For Indigo, this could increase their market penetration. The Initiative aligns with Indigo products which will be marketed as contributing to credits earned through Indigo Carbon. Furthermore, Indigo’s core business relies on understanding what is going on in the soil microbiome. This will give them greater reach and access to that data. This data will in turn help them train their agronomic data services, including providing corroborative ground data for its new geospatial operations. There are many potential wins for Indigo.


One start-up has already been working on a blockchain-based carbon credit marketplace for agricultural and atmospheric CO2 emissions for two years. Nori, a developer of a blockchain-based marketplace for removing CO2 from the atmosphere, just joined the Techstars Sustainability Accelerator. and Alexsandra Guerra from Nori will be joining us as a speaker at Cleantech Interactive on 17 June.  The first Carbon Removal Certificates the company issued were generated from agricultural products that can store carbon dioxide in soils as the infrastructure to verify that carbon storage already exists.

What Other Innovation is Required to Promote Regenerative Agriculture?

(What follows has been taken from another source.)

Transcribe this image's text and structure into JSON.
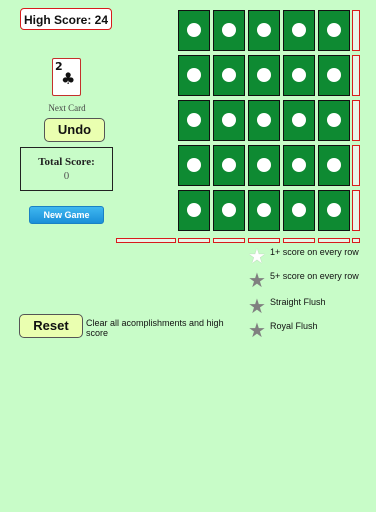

Indigo, despite being one of the better placed companies to make soil measurements, with its combined offerings of in-field, data science, and geospatial technology, needs to seek soil carbon content verification from third party auditors to run this market. Measuring whether carbon is being sequestered in the soil will be critical to the market’s success. To do this work, innovation in soil sampling will be key. Potential solutions include:

There are also innovators tackling the introduction of regenerative practices using software:

  • PastureMap, which has raised $3.2 million to-date, is developing grazing management and cattle record keeping software to promote regenerative practices in the livestock industry.
  • Regen Network, arecent addition to the Techstars Sustainability Accelerator program being run with The Nature Conservancy, is developing an environmental assessment tool using blockchain and creating a marketplace for regenerative services.
  • Soil Capital is a developer of an integrated environmental and economic dashboard for farmers to de-risk implementation of regenerative agriculture practices.

What Corporates are Adopting Regenerative Agriculture Practices?

Corporates are starting to react also. A recent example includes Danone’s announcement with partners including DSM, Yara, Corteva and start-up Connecterra, to coordinate 25 pilot projects across USA, EU and Russia to learn and share best regenerative practices in the dairy industry. Another is General Mills’ announcement that it would commit to regenerative practices in one million acres by 2030. While the company is taking a step in the right direction, 915 million acres in the US alone is classified as farmland, meaning this commitment will affect just 0.11% of US farmland.

There are investors who are calling out ‘regenerative’ as part of their investment thesis, such as Foodshots Global’s $10 million dedicated to supporting a ‘Soil 3.0’ paradigm, and we expect to see much more of this in the coming months.

How Can you Invest in a Set of ‘Best Practices’?

Adrian Rodrigues of Hyphae Partners, a firm working on developing and financing regenerative business models, argues that it is going to be challenging for traditional capital allocators to invest in this sector, primarily because you have to onboard the entire value chain to implement regenerative agriculture. One of the firm’s solutions is a blended finance structure that will deploy the type of capital that most suits each part of the value chain, stitching together a vertically integrated supply chain based on regenerative agriculture.

Keep an Eye on…

Regenerative practices in aquaculture. New York-based GreenWave are a good example of a company that focus on the restoration of ocean habitats not only as an end in itself but also to increase profitability from its farm. By introducing multiple species, including scallops, mussels, seaweed, oysters, and clams, within one farming ecosystem the farm creates its own nutrient cycle, provides a carbon an nitrogen sink, offers storm protection, and rebuilds marine ecosystems. Each of these protects the profitability of the farm itself.